Великое знание тайн человеческого сердца («Затем, что ветру и орлу / И сердцу девы нет закона…») ничем не помогло Пушкину. Впрочем, может быть, это и составляет главную прелесть жизни: она всегда непредвиденна, неподвластна нашим расчетам, нарушает все законы. Но то же можно сказать и о поэзии. Жизнь, судьба и поэт – квиты, стоят друг друга: «Гордись: таков и ты, поэт, / И для тебя условий нет».
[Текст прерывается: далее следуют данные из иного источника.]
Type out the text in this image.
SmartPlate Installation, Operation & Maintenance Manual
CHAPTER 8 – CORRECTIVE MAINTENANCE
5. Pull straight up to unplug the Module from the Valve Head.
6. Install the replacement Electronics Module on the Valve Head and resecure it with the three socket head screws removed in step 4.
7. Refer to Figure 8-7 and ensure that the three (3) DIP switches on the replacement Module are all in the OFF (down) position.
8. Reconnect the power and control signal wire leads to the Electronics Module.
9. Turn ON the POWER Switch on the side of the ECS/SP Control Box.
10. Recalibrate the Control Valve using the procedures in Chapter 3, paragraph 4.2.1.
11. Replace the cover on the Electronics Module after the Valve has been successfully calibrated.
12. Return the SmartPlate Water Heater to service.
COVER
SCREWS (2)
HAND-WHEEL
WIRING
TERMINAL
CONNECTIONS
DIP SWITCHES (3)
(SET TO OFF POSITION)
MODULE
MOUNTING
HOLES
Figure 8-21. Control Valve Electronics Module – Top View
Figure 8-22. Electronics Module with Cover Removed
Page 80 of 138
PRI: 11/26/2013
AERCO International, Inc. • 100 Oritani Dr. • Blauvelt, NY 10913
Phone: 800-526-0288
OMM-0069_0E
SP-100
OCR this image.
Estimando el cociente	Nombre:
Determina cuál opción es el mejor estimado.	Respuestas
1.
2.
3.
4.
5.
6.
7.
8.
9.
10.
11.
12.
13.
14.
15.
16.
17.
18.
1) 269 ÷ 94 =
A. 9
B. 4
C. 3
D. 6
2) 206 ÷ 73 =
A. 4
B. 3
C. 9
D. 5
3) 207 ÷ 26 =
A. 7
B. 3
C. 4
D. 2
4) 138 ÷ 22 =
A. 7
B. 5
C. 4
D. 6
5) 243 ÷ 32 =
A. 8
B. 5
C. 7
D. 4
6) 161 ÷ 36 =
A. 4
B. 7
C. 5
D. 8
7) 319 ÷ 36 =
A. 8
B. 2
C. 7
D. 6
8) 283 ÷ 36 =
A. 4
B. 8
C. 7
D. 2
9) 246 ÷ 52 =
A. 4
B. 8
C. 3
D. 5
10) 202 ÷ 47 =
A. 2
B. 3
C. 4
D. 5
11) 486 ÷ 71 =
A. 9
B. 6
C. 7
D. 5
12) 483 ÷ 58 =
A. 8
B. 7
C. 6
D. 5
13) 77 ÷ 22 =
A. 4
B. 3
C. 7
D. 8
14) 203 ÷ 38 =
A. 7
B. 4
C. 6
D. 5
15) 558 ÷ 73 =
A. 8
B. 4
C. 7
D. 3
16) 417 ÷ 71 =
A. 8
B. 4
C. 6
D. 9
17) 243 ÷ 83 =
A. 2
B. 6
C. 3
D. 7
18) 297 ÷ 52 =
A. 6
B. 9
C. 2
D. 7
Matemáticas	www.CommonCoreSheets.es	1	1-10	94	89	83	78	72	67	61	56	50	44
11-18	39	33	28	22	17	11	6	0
Пушкинские стихи знают такую глубину, которой, возможно, пугался сам автор. Дело не только в том, что наиболее «опасные» и «личные» из них не были напечатаны при жизни, но и в том, что он, славя гармонию, «чистейшую прелесть», сам в себе ощущал совсем иные, куда более мощные и негармонические силы. Замечательно об этом сказано у Б. Томашевского: «Прежде всего следует похоронить легенду о “чистом изяществе” пушкинского творчества. Если у него было чувство меры, которого иногда недоставало позднейшим писателям, то не в ней сущность положительных идеалов его искусства. Гармоничность и соразмерность произведений Пушкина есть его индивидуальное свойство, свидетельствующее о высоком уровне его искусства, его умения. Но на одной соразмерности не построишь искусства»[10].
К этому следует добавить, что гармония стиха не дается гармоническим сознанием. Стиховая гармония чаще всего – результат преодоления боли и страдания.
У Толстого в дневнике от 13 марта 1900 года есть запись: «Искусство, поэзия, “Для берегов отчизны дальной” и т. п., живопись, в особенности музыка, дают представление о том, что в том, откуда оно исходит, есть что-то необыкновенно хорошее, доброе. А там ничего нет». В этом «А там ничего нет» – весь максимализм позднего Толстого, но если вместо «А там ничего нет» поставить: а там все куда сложней и мучительней (Толстому ли было этого не знать!), – то эти слова многое объясняют.
Примером этих подспудных, мощных, негармонических сил, иногда открыто выбивавшихся на поверхность, служат «Бесы» с душераздирающим концом: «Мчатся бесы рой за роем / В беспредельной вышине, / Визгом жалобным и воем / Надрывая сердце мне…» Пушкин скрывал, но не всегда это ему удавалось, свой «сердечный, тяжкий стон, / И выстраданный стих, пронзительно-унылый». Знал он и способность такого стиха «ударить по сердцам с неведомою силой» («Ответ анониму»).
В стихах «Из Пиндемонти» с их темой разочарования в былых политических надеждах, в стихотворении «Отцы пустынники и жены непорочны…», в «Полководце», в «Памятнике» и других поздних вещах отчетливо звучит установка на собственные силы, на необходимость для человека в самом себе найти возможность обновления и противостояния общественному злу, трагическому разладу с веком. Это, по-видимому, Пушкин и называл своей «думой новой»:
(«Полководец»)
Лирика – это такая раскачка души, которая грозит выбить ее из гнезда. Происходит то сцепление жизни с поэзией, когда уже непонятно, кто на кого влияет и кто кого мучает: то ли жизнь так невыносима, что остается одно спасение – в стихах, то ли стихи сами требуют от жизни этой остроты и существования на пределе. В конце концов стихи уже не утоляют боли, а если облегчение и приходит, то на все более короткий срок. Жизнь и поэзия сливаются в один жгущийся ком. Так было с Лермонтовым, не вынесшим этой муки, с Тютчевым, записывавшим свои стихи на клочках бумаги, терявшим и забывавшим их, потому что не «славы» он ждал от них, а недолгого, на время их создания, избавления от боли. Так было с Блоком, словно перегоревшим и вдруг замолчавшим навсегда.